Antes Que o Dia Termine.


sexta-feira, 4 de junho de 2010

Você ouve os outros?



"Sempre vejo anuciados cursos de oratória. Nunca vi anunciado curso de escutatória. Todo mundo quer aprender a falar... Ninguém quer aprender a ouvir. Pensei em oferecer um curso de escutatória, mas acho que ninguém vai se matricular.


Escutar é complicado e sutil. Diz Alberto Caeiro que "... não é bastante não ser cego para ver as árvores e as flores. É preciso também não ter filosofia nenhuma."




Filosofia é um monte de idéias, dentro da cabeça, sobre como são as coisas. Aí a gente que não é cego abre os olhos. Diante de nós, fora da cabeça, nos campos e matas, estão as árvores e as flores. Ver é colocar dentro da cabeça aquilo que existe fora. O cego não vê porque as janelas dele estão fechadas. O que está fora não consegue entrar. A gente não é cego. As árvores e as flores entram. Mas - coitadinhas delas - entram e caem num mar de idéias. São misturadas nas palavras da filosofia que mora em nós. Perdem a sua simplicidade de existir. Ficam outras coisas. Então o que vemos não são as árvores e as flores. Para se ver é preciso que a cabeça esteja vazia.



Parafraseio o Alberto Caeiro: Não é bastante ter ouvidos para ouvir o que é dito. É preciso também que haja silência dentro da alma. Daí a dificuldade...



A gente não aguenta ouvir o que o outro diz sem logo dar um palpite melhor ... Sem misturar o que ele diz com aquilo que a gente tem a dizer. Como se aquilo que ele diz não fosse digno de descansada consideração, e precisasse ser complementado por aquilo que a gente tem a dizer, que é muito melhor ...



Nossa incapacidade de ouvir é a manifestação mais constante e sutil de nossa arrogância e vaidade. No fundo, somos os mais bonitos ...



O longo silência quer dizer: "Estou ponderando cuidadosamente tudo aquilo que você falou". E assim vai a reunião. Não basta o silêncio de fora. É preciso silência dentro. Ausência de pensamentos. E aí, quando se faz o silêncio dentro, a gente começa a ouvir coisas que não ouvia.



Eu comecei a ouvir.



Fernando Pessoa conhecia a experiência, e se referia a algo que se ouve nos interstícios das palavras, no lugar onde não há palavras. A música acontece no silência. A alma é uma catedral submersa. No fundo do mar - quem faz mergulho sabe - a boca fica fechada.



Somos todos olhos e ouvidos. Aí, livres dos ruídos do falatório e dos saberes da filosofia, ouvimos a melodia que não havia, que de tão linda nos faz chorar.
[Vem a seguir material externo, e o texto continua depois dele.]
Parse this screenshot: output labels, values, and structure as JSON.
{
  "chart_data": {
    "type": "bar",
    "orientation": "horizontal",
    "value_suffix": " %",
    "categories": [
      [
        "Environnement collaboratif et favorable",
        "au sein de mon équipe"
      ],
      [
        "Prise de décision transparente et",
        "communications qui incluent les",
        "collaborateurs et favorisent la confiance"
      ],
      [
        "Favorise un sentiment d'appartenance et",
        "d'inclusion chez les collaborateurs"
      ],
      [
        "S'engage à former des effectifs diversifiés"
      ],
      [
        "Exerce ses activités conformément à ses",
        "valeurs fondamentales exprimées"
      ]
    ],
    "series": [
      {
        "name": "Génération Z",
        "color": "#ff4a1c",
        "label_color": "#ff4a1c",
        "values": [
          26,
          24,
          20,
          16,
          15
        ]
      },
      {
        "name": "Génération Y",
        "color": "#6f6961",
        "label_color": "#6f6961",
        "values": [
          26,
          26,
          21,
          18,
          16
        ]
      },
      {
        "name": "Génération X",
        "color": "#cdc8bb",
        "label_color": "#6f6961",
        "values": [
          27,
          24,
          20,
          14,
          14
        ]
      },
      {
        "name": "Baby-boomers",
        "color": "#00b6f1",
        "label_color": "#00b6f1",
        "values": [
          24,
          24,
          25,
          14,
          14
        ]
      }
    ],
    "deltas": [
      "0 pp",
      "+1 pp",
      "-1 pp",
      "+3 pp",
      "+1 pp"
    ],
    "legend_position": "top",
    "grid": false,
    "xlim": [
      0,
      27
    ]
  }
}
Para mim, Deus é isto: a beleza que se ouve no silêncio. Daí a importância de saber ouvir os outros: a beleza mora lá também.



Comunhão é quando a beleza do outro e a beleza da gente se juntam num contraponto. (O amor que acende a lua, pág. 65)."

Transcrito (Escutatório - Rubem Alves)



E aí? Você já parou para ouvir alguém, hoje?